Condoms, tampons found in Lake Ontario, city unsure of source
Swimmer Marilyn Bell DiLascio says she is ‘horrified’ by the ‘current health of our beautiful lake’
A Lake Ontario conservation group is calling on the city, and city residents, to do more to keep the lake clean after it found a two-kilometre-long stretch of garbage off of Ashbridges Bay.
Earlier this month, Mark Matson of Lake Ontario Waterkeeper was driving the group's boat, the Angus Bruce, from Cobourg to the GTA when he and his crew spotted the stream of condoms, tampons, wet naps and other trash floating on the water.
Matson said the items and the large swath of trash suggest it all came from the city's sewage system.

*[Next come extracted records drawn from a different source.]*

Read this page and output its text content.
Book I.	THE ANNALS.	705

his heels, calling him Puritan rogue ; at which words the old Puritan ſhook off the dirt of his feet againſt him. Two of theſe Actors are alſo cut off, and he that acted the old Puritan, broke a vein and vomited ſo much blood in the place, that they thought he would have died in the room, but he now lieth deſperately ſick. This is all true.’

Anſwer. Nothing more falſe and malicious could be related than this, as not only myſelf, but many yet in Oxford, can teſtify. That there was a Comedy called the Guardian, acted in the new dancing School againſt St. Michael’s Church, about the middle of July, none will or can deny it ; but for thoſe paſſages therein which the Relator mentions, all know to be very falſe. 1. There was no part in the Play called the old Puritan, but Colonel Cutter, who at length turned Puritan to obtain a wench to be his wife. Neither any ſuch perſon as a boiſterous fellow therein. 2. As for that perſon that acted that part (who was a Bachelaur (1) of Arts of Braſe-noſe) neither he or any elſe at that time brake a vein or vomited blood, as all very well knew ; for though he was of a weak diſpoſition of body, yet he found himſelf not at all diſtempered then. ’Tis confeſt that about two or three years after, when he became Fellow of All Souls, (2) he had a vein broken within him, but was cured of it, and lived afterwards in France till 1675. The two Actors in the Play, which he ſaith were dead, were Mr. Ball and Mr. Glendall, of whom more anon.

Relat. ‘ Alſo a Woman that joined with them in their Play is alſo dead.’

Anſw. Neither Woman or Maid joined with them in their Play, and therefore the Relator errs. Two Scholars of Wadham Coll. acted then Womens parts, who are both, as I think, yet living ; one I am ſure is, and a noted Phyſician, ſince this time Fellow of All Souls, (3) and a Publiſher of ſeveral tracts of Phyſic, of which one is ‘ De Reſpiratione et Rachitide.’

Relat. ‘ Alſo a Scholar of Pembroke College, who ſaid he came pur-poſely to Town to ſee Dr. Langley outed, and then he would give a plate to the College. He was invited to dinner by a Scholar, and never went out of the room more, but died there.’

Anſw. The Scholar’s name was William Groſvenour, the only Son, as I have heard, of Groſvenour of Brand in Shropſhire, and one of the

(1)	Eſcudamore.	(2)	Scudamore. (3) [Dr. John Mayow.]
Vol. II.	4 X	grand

However, the city said it has not had a sewage bypass since January, and suggested it came from another source, such as illegal dumping or cross-border pollution.

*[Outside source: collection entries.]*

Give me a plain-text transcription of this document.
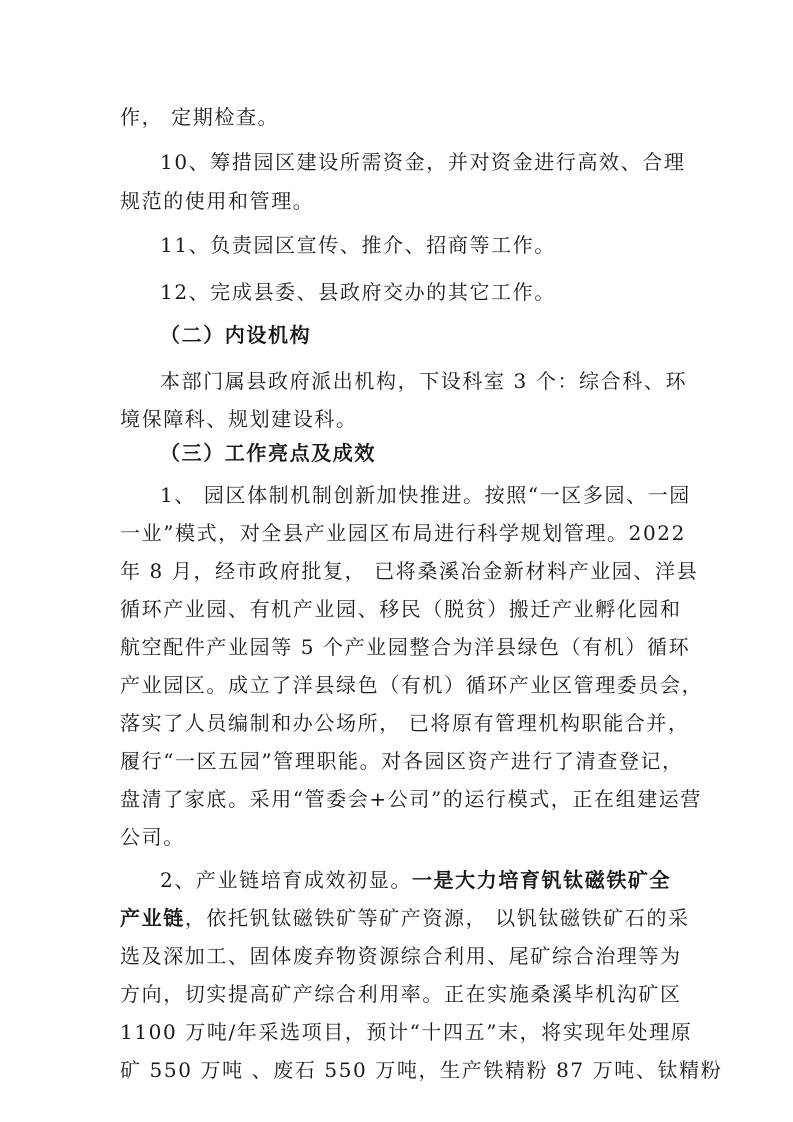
作， 定期检查。
10、筹措园区建设所需资金，并对资金进行高效、合理
规范的使用和管理。
11、负责园区宣传、推介、招商等工作。
12、完成县委、县政府交办的其它工作。
（二）内设机构
本部门属县政府派出机构，下设科室 3 个：综合科、环
境保障科、规划建设科。
（三）工作亮点及成效
1、 园区体制机制创新加快推进。按照“一区多园、一园
一业”模式，对全县产业园区布局进行科学规划管理。2022
年 8 月，经市政府批复， 已将桑溪冶金新材料产业园、洋县
循环产业园、有机产业园、移民（脱贫）搬迁产业孵化园和
航空配件产业园等 5 个产业园整合为洋县绿色（有机）循环
产业园区。成立了洋县绿色（有机）循环产业区管理委员会，
落实了人员编制和办公场所， 已将原有管理机构职能合并，
履行“一区五园”管理职能。对各园区资产进行了清查登记，
盘清了家底。采用“管委会+公司”的运行模式，正在组建运营
公司。
2、产业链培育成效初显。一是大力培育钒钛磁铁矿全
产业链，依托钒钛磁铁矿等矿产资源， 以钒钛磁铁矿石的采
选及深加工、固体废弃物资源综合利用、尾矿综合治理等为
方向，切实提高矿产综合利用率。正在实施桑溪毕机沟矿区
1100 万吨/年采选项目，预计“十四五”末，将实现年处理原
矿 550 万吨 、废石 550 万吨，生产铁精粉 87 万吨、钛精粉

No one from the city was available to further discuss the issue on camera.
Matson reported the garbage to the city and to Ontario's Ministry of the Environment. He said it's difficult to get anyone to take ownership and clean it up.
So he's asking residents to report any garbage on the water to the city and the province, so they have a record.
"The people of the city have to demand it," Matson told CBC News when asked what it will take for the city to take action.
"They have to reacquaint themselves to this lake. They have to get involved again, report when they see pollution, use the lake, go boating and go swimming and understand that this is the future of Toronto."
'No water-quality data'
The city tests about three per cent of the waterfront, according to Matson, areas that include the beaches that it declares fit for recreational use. That leaves 97 per cent of the waterfront untested, he said.
Matson showed off garbage near the Ashbridges Bay boat launch, noting that kids were swimming and stand-up paddle-boarders were paddling nearby.
"There's no water-quality data from the city in this area, and clearly there's a demand for it and a need for it," he said.
Matson's group took water samples to test that part of the lake for E. coli.
"The fact that it's not a beach doesn't mean that it shouldn't be monitored," Matson said. "There are people here stand-up paddle-boarding, rowing, surfing out front and this area needs to have clear water quality monitoring to let them know the risks that are in their water."
While Matson discovered the garbage out on the water, he said it can easily make its way up onto the city's beaches.
"They are in and of themselves not a threat for swimming, although it would scare most people I know out of the water if they came out with a condom on their head," Matson said.
"But what I think is important is to let people know, though, that Lake Ontario is an amazingly clean lake, it's swimmable…but what we put in on a day-to-day basis through our negligence and through our sewage and storm water is what keeps people away."
Someone else who was horrified to learn of the line of garbage was Marilyn Bell DiLascio, who, at age 16, became the first person to swim across Lake Ontario.
"I am simply horrified by this discovery and the current health of our beautiful lake," Bell DiLascio wrote in a letter posted to Lake Ontario Waterkeeper's website.
"During my time swimming in Lake Ontario in the 40s and 50s, where I swam as a child and later trained as a marathon swimmer, water quality was never an issue. But today those same places where I swam in are no longer welcoming to my children and grandchildren."
She called on civic leaders "to look at the long-term effects of this situation now in order to ensure we are leaving the lake in a healthy state for the future generations of Canadians."